Mount Mont-Royal is one of Montreal’s most iconic landmarks. The illuminated cross was erected on the summit in 1924. It was constructed on the site where a wooden cross stood as early as the seventeenth century.
In December 1642, the city of Montreal, then a fortified settlement called Ville-Marie, was threatened by a devastating flood. The founder of the city, Paul de Chomedey de Maisonneuve, prayed to the Virgin Mary and vowed to erect a cross in her honor if the settlement could be saved from the flood.
The water receded, and de Maisonneuve kept his promise. On January 6 of the following year, he personally carried the wooden cross all the way to the top of Mount Royal.
The New Cross
In 1874, at the initiative of the Sulpician priest Pierre Dupage, the Community of Saint-Jean-Baptiste (founded to protect the interests of the French-speaking population in Quebec) proposed a new metal cross to honor de Maisonneuve. Funded by a fundraiser, the project ran into financial problems, and the cross was not completed until fifty years later, in September 1924. Five years later, it was turned over to the city.

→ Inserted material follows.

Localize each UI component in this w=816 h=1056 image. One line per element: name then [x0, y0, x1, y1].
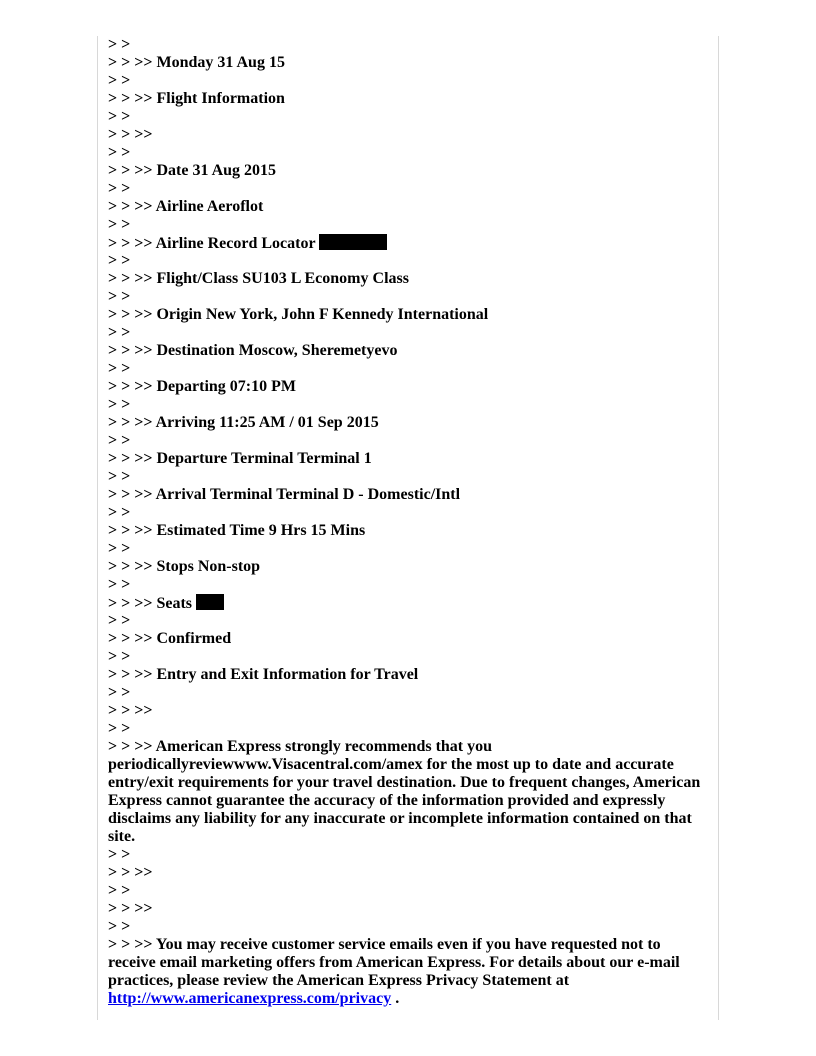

The complex was built by the Dominion Bridge Company, a local bridge builder. It included an observatory at the base of the cross and originally rested on a stone pedestal.
Montreal Light, Heat & Power provided free electricity to light the cross, which to this day is lit at night. The LED lights are sometimes painted in different colors. Each color has a special meaning. Purple, for example, indicates that the Pope has died.
The cross is thirty meters high and is placed at a height of 251 meters. It is one of Montreal’s most prominent landmarks and can be seen from all over the city.
On a clear day, it can be seen from a distance of eighty kilometers. You can reach the cross from Mount Royal Chalet by walking north on the inner loop of Chemin Olmstead.
Although this cross does not look as imposing as the statue of Christ the Redeemer in Rio, it is still the city’s most important monument.